I could pobbably outrun one of these ecco-cars going up any decent hill. A family members hybred with 4 adults in it maintains a speed of 27MPH going up a quarter mile, 12% grade near my house.
Let's see. If we assume the car plus passengers weigh in at 3000 pounds then you need about 26 HP plus aero/tire losses (about 3 or 4 HP) to maintain 27 mph up a 12% grade. So that means the car in your example is only developing 30 HP???? I find that hard to believe. Maybe something is wrong. Even a bus can manage better than 27 mph on a 12% grade.
75 years ago the majority of the population live in cities. Now they are rural. I live 18 miles from where I work and would gladly use mass transit if it was available, and dependable.
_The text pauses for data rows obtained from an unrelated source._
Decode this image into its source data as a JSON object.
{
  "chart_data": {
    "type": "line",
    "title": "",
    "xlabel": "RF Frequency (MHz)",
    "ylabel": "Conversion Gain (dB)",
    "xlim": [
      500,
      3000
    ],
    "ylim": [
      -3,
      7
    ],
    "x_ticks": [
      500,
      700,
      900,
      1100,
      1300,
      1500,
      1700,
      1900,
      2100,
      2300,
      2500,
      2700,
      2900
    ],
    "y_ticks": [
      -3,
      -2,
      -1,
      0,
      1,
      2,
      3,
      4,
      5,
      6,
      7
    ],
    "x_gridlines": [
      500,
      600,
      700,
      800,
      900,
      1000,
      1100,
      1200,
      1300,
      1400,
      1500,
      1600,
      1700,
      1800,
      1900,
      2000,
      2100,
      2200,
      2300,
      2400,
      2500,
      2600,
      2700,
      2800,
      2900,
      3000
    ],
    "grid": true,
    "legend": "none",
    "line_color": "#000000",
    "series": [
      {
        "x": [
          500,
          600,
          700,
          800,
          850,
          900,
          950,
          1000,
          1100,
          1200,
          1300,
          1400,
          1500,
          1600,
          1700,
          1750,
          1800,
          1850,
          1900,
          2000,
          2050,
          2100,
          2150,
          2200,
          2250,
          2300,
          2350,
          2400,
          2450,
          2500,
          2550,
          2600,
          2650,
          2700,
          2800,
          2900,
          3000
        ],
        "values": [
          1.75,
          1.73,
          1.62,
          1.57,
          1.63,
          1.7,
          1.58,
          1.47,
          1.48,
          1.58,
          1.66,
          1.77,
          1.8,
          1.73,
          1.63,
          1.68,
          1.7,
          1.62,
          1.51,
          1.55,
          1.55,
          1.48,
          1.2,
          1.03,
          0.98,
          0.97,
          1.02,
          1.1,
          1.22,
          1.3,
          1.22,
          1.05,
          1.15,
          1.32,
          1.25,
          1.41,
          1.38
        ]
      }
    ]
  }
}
Actually, more people are in/near cities now than at any time in the past, and the population density will only increase as suburbs are abandoned for various reasons (the cost of transport, the time spent driving everywhere). Mass transit can serve a lot more people than it does if only we would invest more money in it. It seems politicians nowadays love to put new mass transit projects in places where they know they won't do well. They then use the expensive failures to point out how mass transit is dead, nobody wants it anymore, etc. Instead try maybe putting the same money into another subway line in NYC or Chicago or Boston, or perhaps a new commuter rail line in any one of thousands of suburbs. If it's fast, safe, convenient it will get people out of their cars.
A couple of points to remember: The hybreds run their gas motor all winter long to produce hot water for cabin heat. Gas millage goes down the tube.
100% electric cars have little or no heat and what they do have sucks power from the batteries. Even less range.
The heating/cooling loads for an electric vehicle add only about 10% to the power drain. This is a well-documented
fact in EV circles. Think about this logically. To heat or cool a small room in a house, it only takes a kilowatt or less. A car is less well insulated, but also smaller. It takes roughly the same amount of power. The power for traction at even 50 mph is already at least 6 or 7 kW, or about ten times the heating/cooling load. So heating/cooling decreases your range by <10%. Big deal.